Decreased viral activity means that children have missed out on some exposures to viruses and other pathogens that typically help boost immunity, especially in the early years of life. The resulting so-called “immune debt” may contribute to an excess of pediatric respiratory infections as we continue this season.

To further complicate the picture, the changing nature of viruses, including the emergence of new variants of COVID-19 and the natural evolution of seasonal influenza viruses, means we could see a unique combination of particularly transmissible strains or strains that cause more serious illnesses.

Proactive steps people can take

The early resurgence of respiratory infections with high rates of hospitalization underscores the importance of prevention. The best tool we have for prevention is vaccination. Vaccines that protect against COVID-19 and influenza are available and recommended for anyone over 6 months old. They have been shown to be safe and effective, and they can and do save lives.

In particular, the most recent data on the recently updated bivalent COVID-19 booster vaccine suggests that it produces a more rigorous antibody response against current circulating omicron variants than the original COVID-19 vaccines.

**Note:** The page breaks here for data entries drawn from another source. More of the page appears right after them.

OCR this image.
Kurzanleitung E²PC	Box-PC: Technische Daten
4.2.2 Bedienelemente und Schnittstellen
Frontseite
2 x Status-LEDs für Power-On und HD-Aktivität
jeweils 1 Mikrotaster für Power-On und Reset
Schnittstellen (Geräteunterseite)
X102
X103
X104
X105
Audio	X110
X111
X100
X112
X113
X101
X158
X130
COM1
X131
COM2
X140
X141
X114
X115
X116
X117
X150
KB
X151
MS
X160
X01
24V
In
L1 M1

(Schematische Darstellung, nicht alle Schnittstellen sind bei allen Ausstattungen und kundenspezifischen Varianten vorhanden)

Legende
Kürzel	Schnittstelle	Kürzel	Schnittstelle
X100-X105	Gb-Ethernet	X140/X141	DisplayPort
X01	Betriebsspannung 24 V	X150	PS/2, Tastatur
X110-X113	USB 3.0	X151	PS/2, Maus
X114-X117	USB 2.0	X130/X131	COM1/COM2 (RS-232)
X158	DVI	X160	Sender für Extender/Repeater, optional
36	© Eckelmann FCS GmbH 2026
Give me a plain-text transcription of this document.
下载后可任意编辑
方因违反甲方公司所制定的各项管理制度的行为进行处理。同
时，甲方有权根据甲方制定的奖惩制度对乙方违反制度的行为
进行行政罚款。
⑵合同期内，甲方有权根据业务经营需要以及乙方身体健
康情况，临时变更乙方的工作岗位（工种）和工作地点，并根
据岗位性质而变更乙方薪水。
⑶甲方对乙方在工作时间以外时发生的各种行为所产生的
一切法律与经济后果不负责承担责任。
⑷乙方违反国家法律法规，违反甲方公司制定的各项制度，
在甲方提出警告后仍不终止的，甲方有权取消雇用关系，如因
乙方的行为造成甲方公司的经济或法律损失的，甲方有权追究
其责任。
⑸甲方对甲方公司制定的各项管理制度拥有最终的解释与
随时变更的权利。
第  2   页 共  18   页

The best way to protect infants under 6 months against influenza and COVID-19 is to vaccinate them during pregnancy. When a pregnant mother is vaccinated, maternal antibodies cross the placenta to the baby, reducing the risk of hospitalization for COVID-19 in young infants by 61%. Immunizing other caregivers, family and friends can also help protect infants.

Other preventative measures, such as washing hands, covering sneezes and coughs, staying home, and isolating yourself when sick, can help protect the community from these and other viruses. Paying attention to local public health advisers can also help people have the most up-to-date information and make informed decisions to keep themselves and others safe – of all ages.